Over 1,000 employees at Asante RRMC plan to unionize, according to SEIU Local 49.
Previously, we told you 250 employees at the hospital were planning to make the move.
Now, that number has grown significantly.
“It’s massive,” Ostovar said. “To organize a thousand people organically, having conversations, co-worker to co-worker peer-to-peer, it’s taken time but we’re making connections.”
According to SEIU, the Asante workers come from a wide range of departments including intensive care and medical oncology.
SEIU says the main reasons workers are organizing is to get safe staffing, affordable health insurance and competitive wages.
Ostovar said the movement gained steam late last year.

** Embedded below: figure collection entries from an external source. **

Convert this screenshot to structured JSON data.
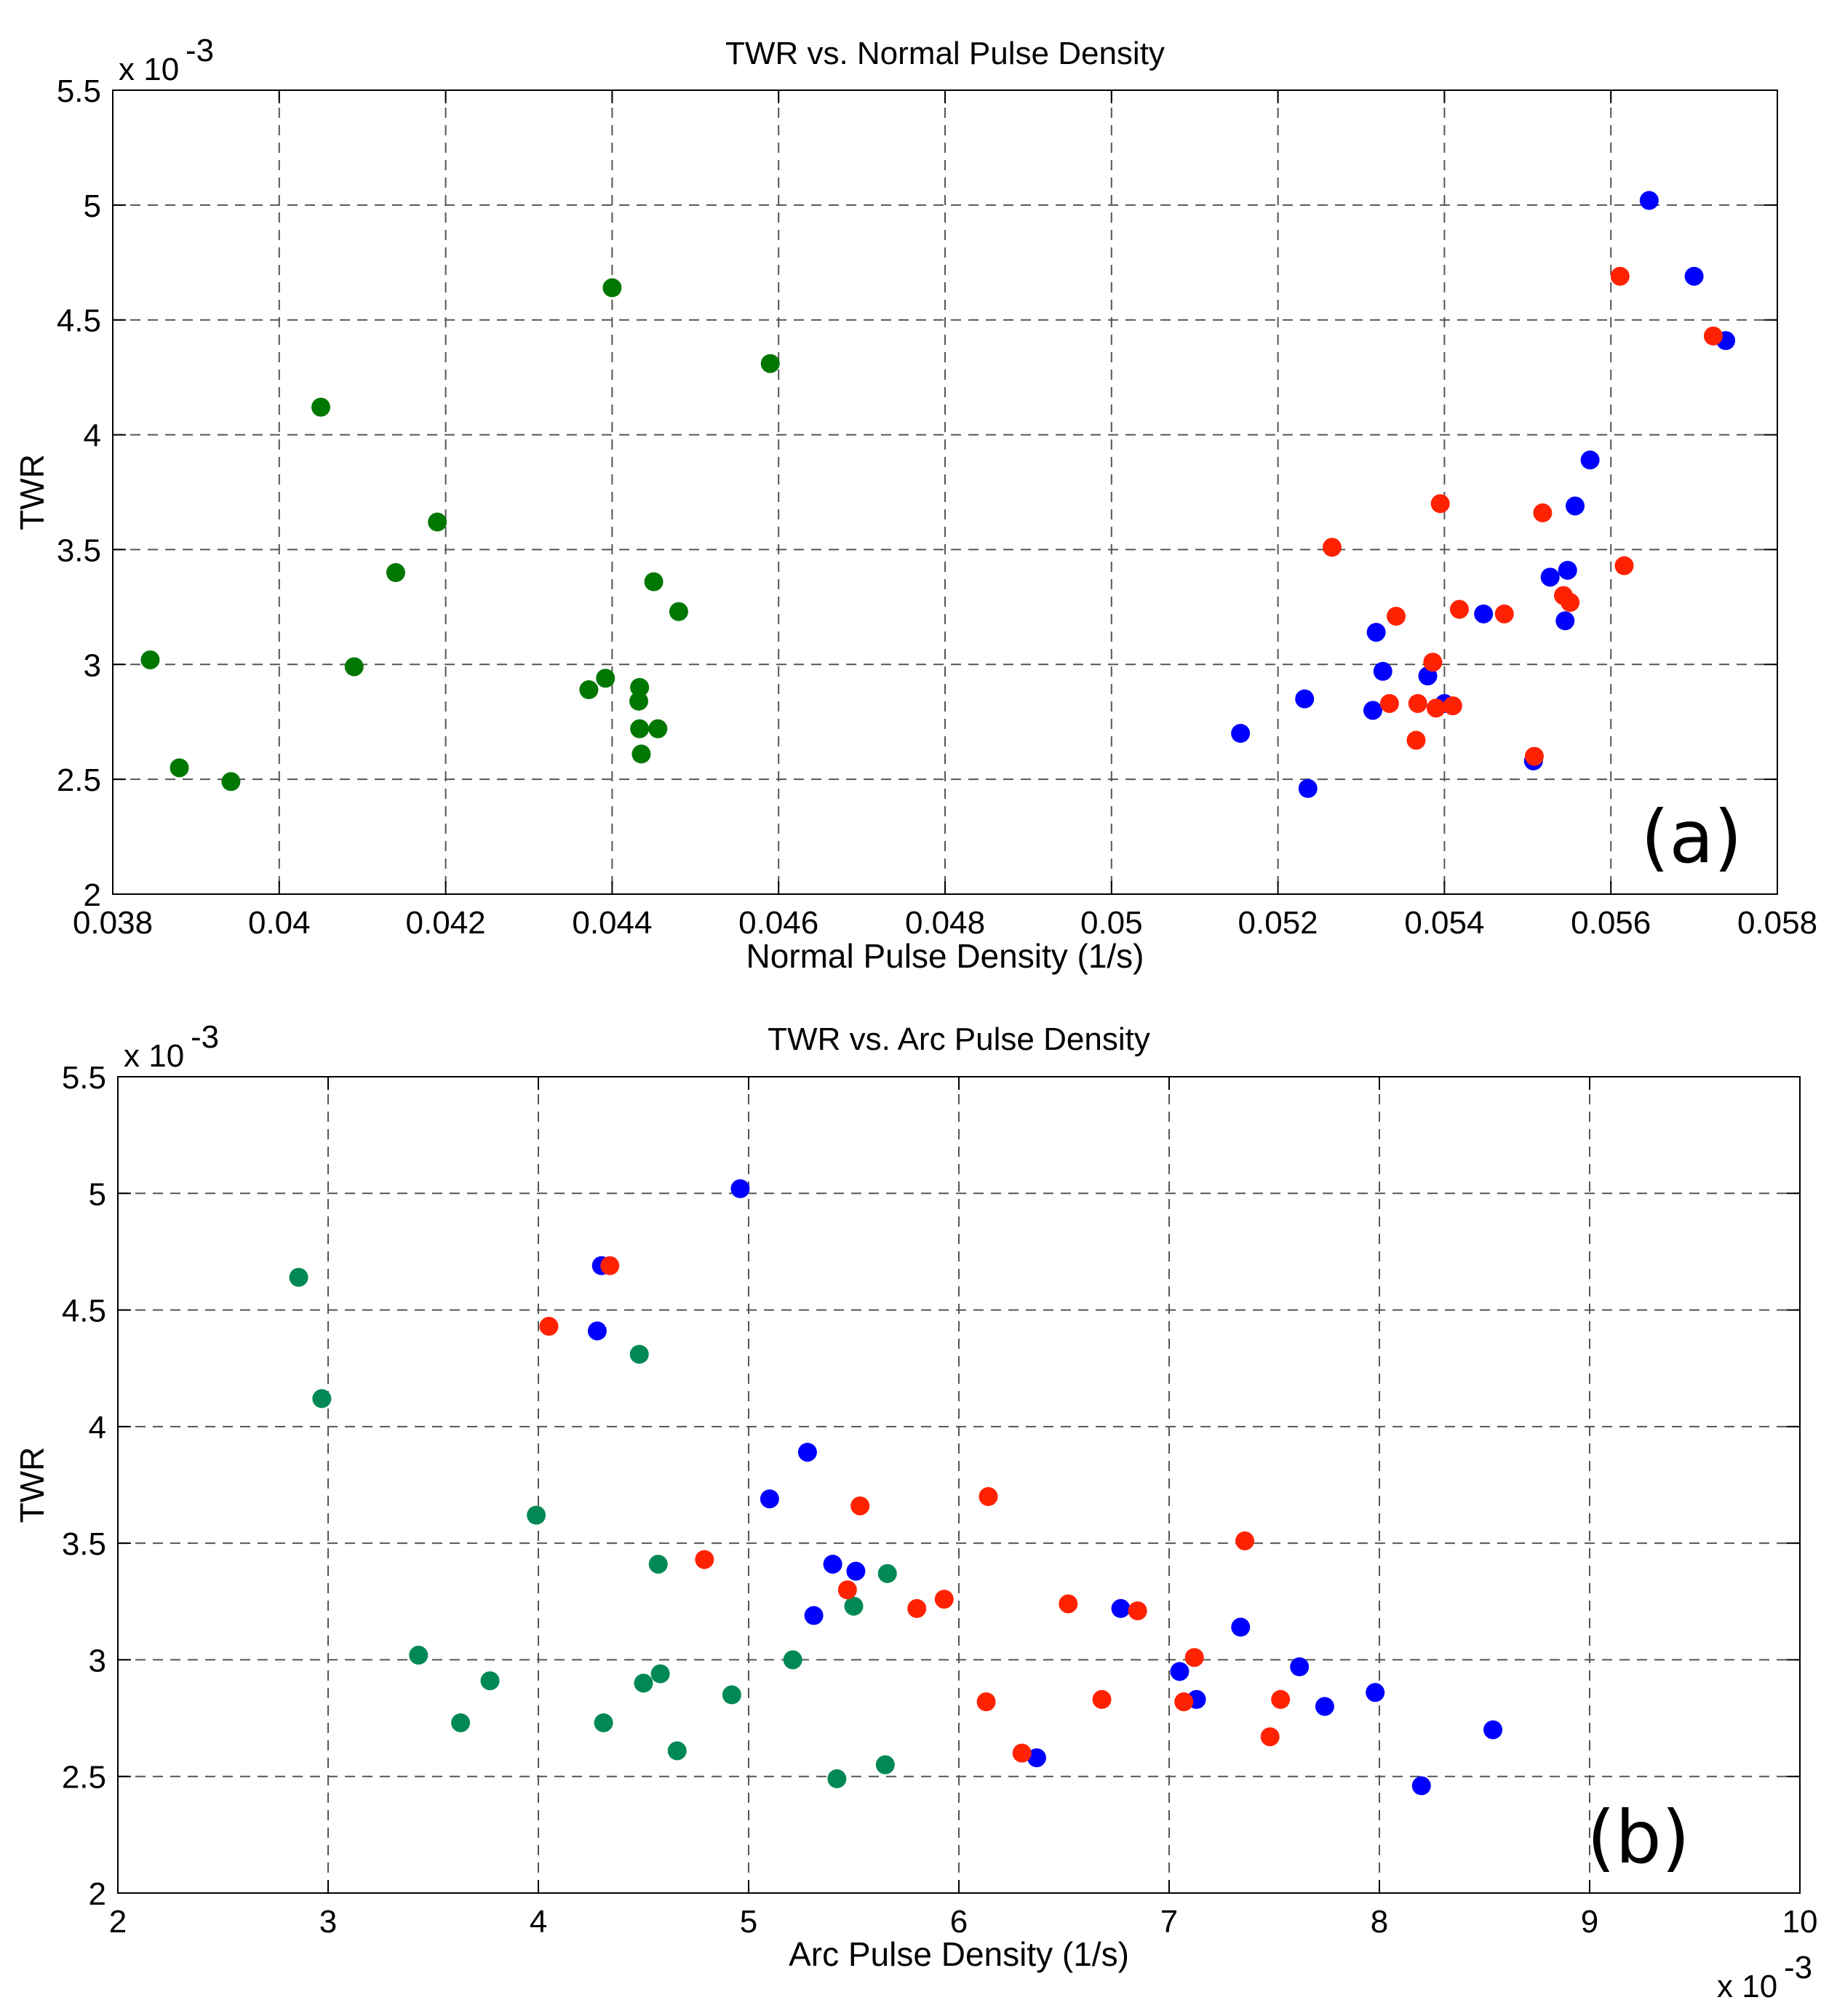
{
  "colors": {
    "red": "#ff2200",
    "blue": "#0000ff",
    "green_a": "#007700",
    "green_b": "#008855"
  },
  "chart_data": [
    {
      "type": "scatter",
      "title": "TWR vs. Normal Pulse Density",
      "xlabel": "Normal Pulse Density (1/s)",
      "ylabel": "TWR",
      "xlim": [
        0.038,
        0.058
      ],
      "ylim": [
        2,
        5.5
      ],
      "xticks": [
        0.038,
        0.04,
        0.042,
        0.044,
        0.046,
        0.048,
        0.05,
        0.052,
        0.054,
        0.056,
        0.058
      ],
      "xtick_labels": [
        "0.038",
        "0.04",
        "0.042",
        "0.044",
        "0.046",
        "0.048",
        "0.05",
        "0.052",
        "0.054",
        "0.056",
        "0.058"
      ],
      "yticks": [
        2,
        2.5,
        3,
        3.5,
        4,
        4.5,
        5,
        5.5
      ],
      "ytick_labels": [
        "2",
        "2.5",
        "3",
        "3.5",
        "4",
        "4.5",
        "5",
        "5.5"
      ],
      "y_multiplier": "x 10",
      "y_exponent": "-3",
      "x_multiplier": "",
      "x_exponent": "",
      "grid": true,
      "panel_label": "(a)",
      "series": [
        {
          "name": "green",
          "color": "#007700",
          "points": [
            [
              0.03845,
              3.02
            ],
            [
              0.0388,
              2.55
            ],
            [
              0.03942,
              2.49
            ],
            [
              0.0405,
              4.12
            ],
            [
              0.0409,
              2.99
            ],
            [
              0.0414,
              3.4
            ],
            [
              0.0419,
              3.62
            ],
            [
              0.04433,
              2.9
            ],
            [
              0.04433,
              2.72
            ],
            [
              0.04372,
              2.89
            ],
            [
              0.04392,
              2.94
            ],
            [
              0.044,
              4.64
            ],
            [
              0.04432,
              2.84
            ],
            [
              0.04435,
              2.61
            ],
            [
              0.0445,
              3.36
            ],
            [
              0.04455,
              2.72
            ],
            [
              0.0448,
              3.23
            ],
            [
              0.0459,
              4.31
            ]
          ]
        },
        {
          "name": "blue",
          "color": "#0000ff",
          "points": [
            [
              0.05155,
              2.7
            ],
            [
              0.05232,
              2.85
            ],
            [
              0.05236,
              2.46
            ],
            [
              0.05314,
              2.8
            ],
            [
              0.05318,
              3.14
            ],
            [
              0.05326,
              2.97
            ],
            [
              0.0538,
              2.95
            ],
            [
              0.054,
              2.83
            ],
            [
              0.05447,
              3.22
            ],
            [
              0.05507,
              2.58
            ],
            [
              0.05527,
              3.38
            ],
            [
              0.05545,
              3.19
            ],
            [
              0.05548,
              3.41
            ],
            [
              0.05557,
              3.69
            ],
            [
              0.05575,
              3.89
            ],
            [
              0.05646,
              5.02
            ],
            [
              0.057,
              4.69
            ],
            [
              0.05738,
              4.41
            ]
          ]
        },
        {
          "name": "red",
          "color": "#ff2200",
          "points": [
            [
              0.05265,
              3.51
            ],
            [
              0.05334,
              2.83
            ],
            [
              0.05342,
              3.21
            ],
            [
              0.05366,
              2.67
            ],
            [
              0.05368,
              2.83
            ],
            [
              0.05386,
              3.01
            ],
            [
              0.0539,
              2.81
            ],
            [
              0.05395,
              3.7
            ],
            [
              0.0541,
              2.82
            ],
            [
              0.05418,
              3.24
            ],
            [
              0.05472,
              3.22
            ],
            [
              0.05508,
              2.6
            ],
            [
              0.05518,
              3.66
            ],
            [
              0.05543,
              3.3
            ],
            [
              0.05551,
              3.27
            ],
            [
              0.05611,
              4.69
            ],
            [
              0.05616,
              3.43
            ],
            [
              0.05723,
              4.43
            ]
          ]
        }
      ]
    },
    {
      "type": "scatter",
      "title": "TWR vs. Arc Pulse Density",
      "xlabel": "Arc Pulse Density (1/s)",
      "ylabel": "TWR",
      "xlim": [
        2,
        10
      ],
      "ylim": [
        2,
        5.5
      ],
      "xticks": [
        2,
        3,
        4,
        5,
        6,
        7,
        8,
        9,
        10
      ],
      "xtick_labels": [
        "2",
        "3",
        "4",
        "5",
        "6",
        "7",
        "8",
        "9",
        "10"
      ],
      "yticks": [
        2,
        2.5,
        3,
        3.5,
        4,
        4.5,
        5,
        5.5
      ],
      "ytick_labels": [
        "2",
        "2.5",
        "3",
        "3.5",
        "4",
        "4.5",
        "5",
        "5.5"
      ],
      "y_multiplier": "x 10",
      "y_exponent": "-3",
      "x_multiplier": "x 10",
      "x_exponent": "-3",
      "grid": true,
      "panel_label": "(b)",
      "series": [
        {
          "name": "green",
          "color": "#008855",
          "points": [
            [
              2.86,
              4.64
            ],
            [
              2.97,
              4.12
            ],
            [
              3.43,
              3.02
            ],
            [
              3.63,
              2.73
            ],
            [
              3.77,
              2.91
            ],
            [
              3.99,
              3.62
            ],
            [
              4.31,
              2.73
            ],
            [
              4.48,
              4.31
            ],
            [
              4.5,
              2.9
            ],
            [
              4.57,
              3.41
            ],
            [
              4.58,
              2.94
            ],
            [
              4.66,
              2.61
            ],
            [
              4.92,
              2.85
            ],
            [
              5.21,
              3.0
            ],
            [
              5.42,
              2.49
            ],
            [
              5.5,
              3.23
            ],
            [
              5.65,
              2.55
            ],
            [
              5.66,
              3.37
            ]
          ]
        },
        {
          "name": "blue",
          "color": "#0000ff",
          "points": [
            [
              4.28,
              4.41
            ],
            [
              4.3,
              4.69
            ],
            [
              4.96,
              5.02
            ],
            [
              5.1,
              3.69
            ],
            [
              5.28,
              3.89
            ],
            [
              5.31,
              3.19
            ],
            [
              5.4,
              3.41
            ],
            [
              5.51,
              3.38
            ],
            [
              6.37,
              2.58
            ],
            [
              6.77,
              3.22
            ],
            [
              7.05,
              2.95
            ],
            [
              7.13,
              2.83
            ],
            [
              7.34,
              3.14
            ],
            [
              7.62,
              2.97
            ],
            [
              7.74,
              2.8
            ],
            [
              7.98,
              2.86
            ],
            [
              8.2,
              2.46
            ],
            [
              8.54,
              2.7
            ]
          ]
        },
        {
          "name": "red",
          "color": "#ff2200",
          "points": [
            [
              4.05,
              4.43
            ],
            [
              4.34,
              4.69
            ],
            [
              4.79,
              3.43
            ],
            [
              5.47,
              3.3
            ],
            [
              5.53,
              3.66
            ],
            [
              5.8,
              3.22
            ],
            [
              5.93,
              3.26
            ],
            [
              6.13,
              2.82
            ],
            [
              6.14,
              3.7
            ],
            [
              6.3,
              2.6
            ],
            [
              6.52,
              3.24
            ],
            [
              6.68,
              2.83
            ],
            [
              6.85,
              3.21
            ],
            [
              7.07,
              2.82
            ],
            [
              7.12,
              3.01
            ],
            [
              7.36,
              3.51
            ],
            [
              7.48,
              2.67
            ],
            [
              7.53,
              2.83
            ]
          ]
        }
      ]
    }
  ]
}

“Over the years, individuals have tried to have their needs met individually and if those needs had been met, we probably wouldn’t be here,” he said. “And so it’s about collectively, no longer ask for, but collectively demand better for ourselves, our patients and our community.”

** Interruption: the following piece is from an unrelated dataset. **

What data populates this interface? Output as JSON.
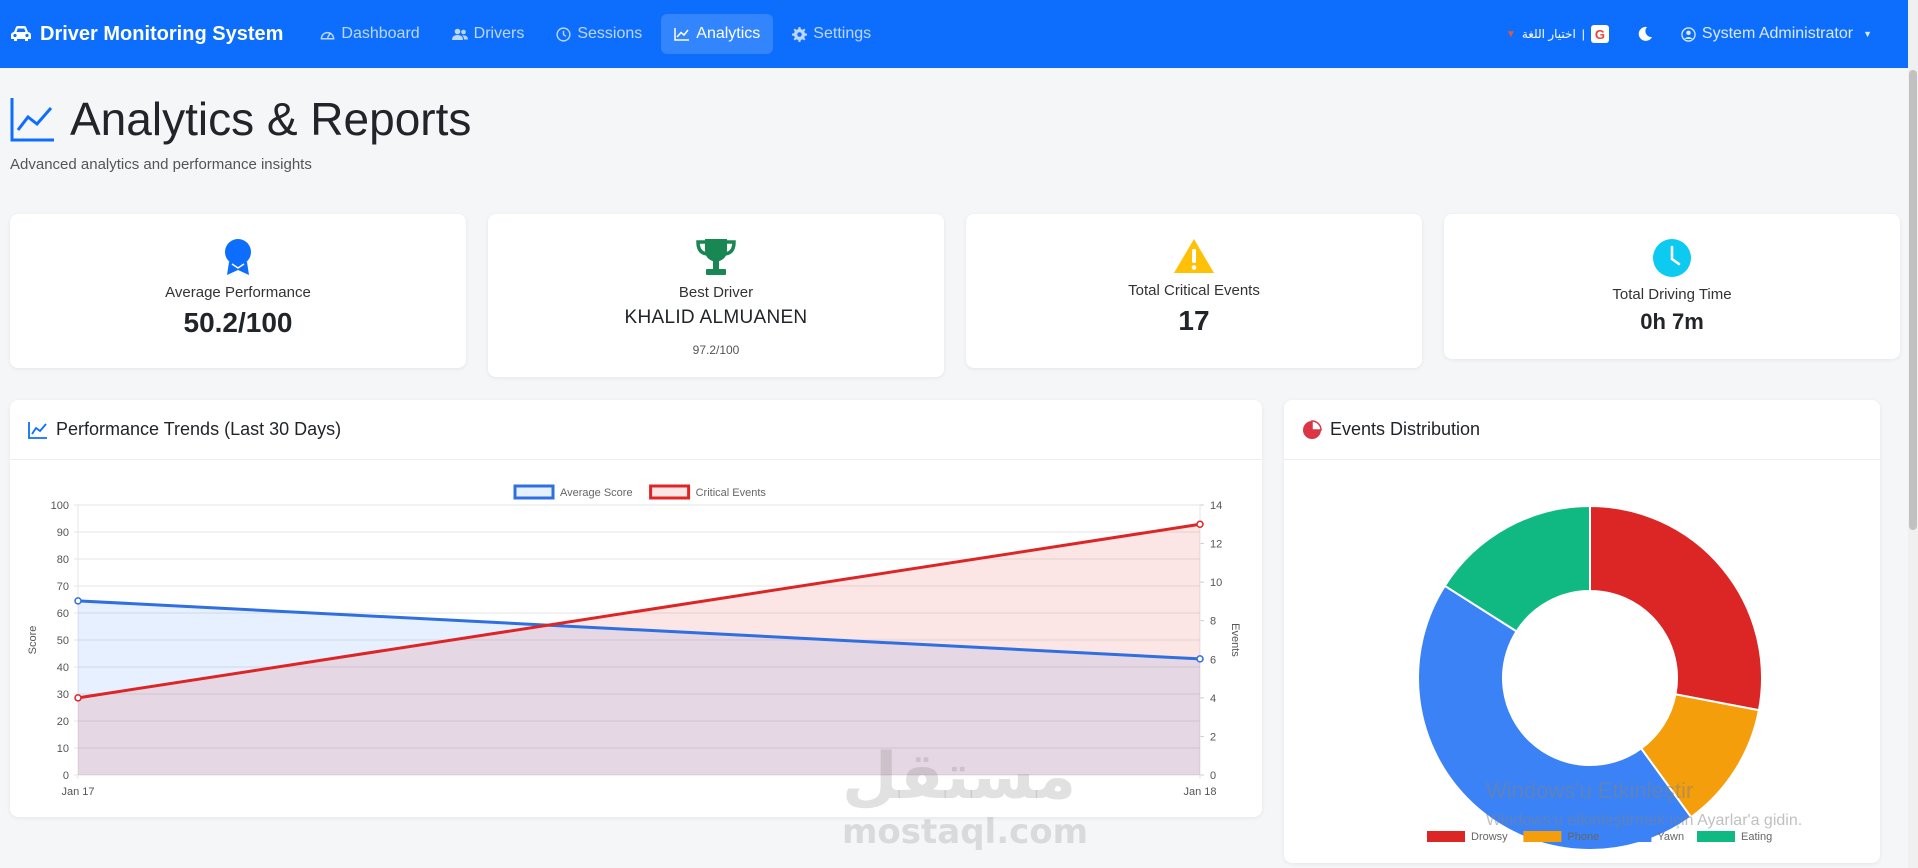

A different Asante staff member said this letter was sent to Asante, requesting them to cease and desist, after attorney Jacob Metzger, representing the union, claims Asante sent emails and placed notices in the hospital directing workers to attend mandatory meetings about the company’s perspective on union representation.
The Seattle-based law firm declined an interview, but confirmed the letter’s authenticity.
In a statement the law firm said:
“A super majority of workers at Asante Rogue Regional Medical Center (ARMC) have filed a petition for an election with the NLRB that will determine whether they wish to join a union.
In response, Asante sent emails and placed postings in the hospital directing workers to attend “mandatory” meetings about Asante’s perspective regarding union representation. Oregon law gives workers the right to decline to attend or participate in any employer sponsored meeting with the primary purpose of communicating the employer’s opinion about political matters, including the decision to join a union. O.R.S. §§ 659.785, 659.780(1)(5).
After getting questions from workers regarding these “mandatory meetings”, SEIU Local 49 or (the Union) determined that a cease-and-desist letter was warranted to ensure that Asante is aware of Oregon law and complies with Oregon law moving forward.”
The firm cites an Oregon law that says workers are given the right to decline to attend employer meetings with quote – “of communicating the employer’s opinion about political matters, including the decision to join a union.”
Asante sending us this statement Wednesday.
“Asante is aware of the NLRB petitions and looks forward to employees having the ability to vote in a secret ballot election conducted by the NLRB.
Asante continues to comply with the law as it goes through this process.
Asante has not yet received any alleged cease and desist letter at this moment.
Asante believes it is vitally important employees make a well-informed decision in preparing to cast their ballots in the NLRB election.
Asante will honor the results of the federally conducted secret ballot election.”
SEIU said they are awaiting Asante’s response to filing for a union election before they can proceed with an election date.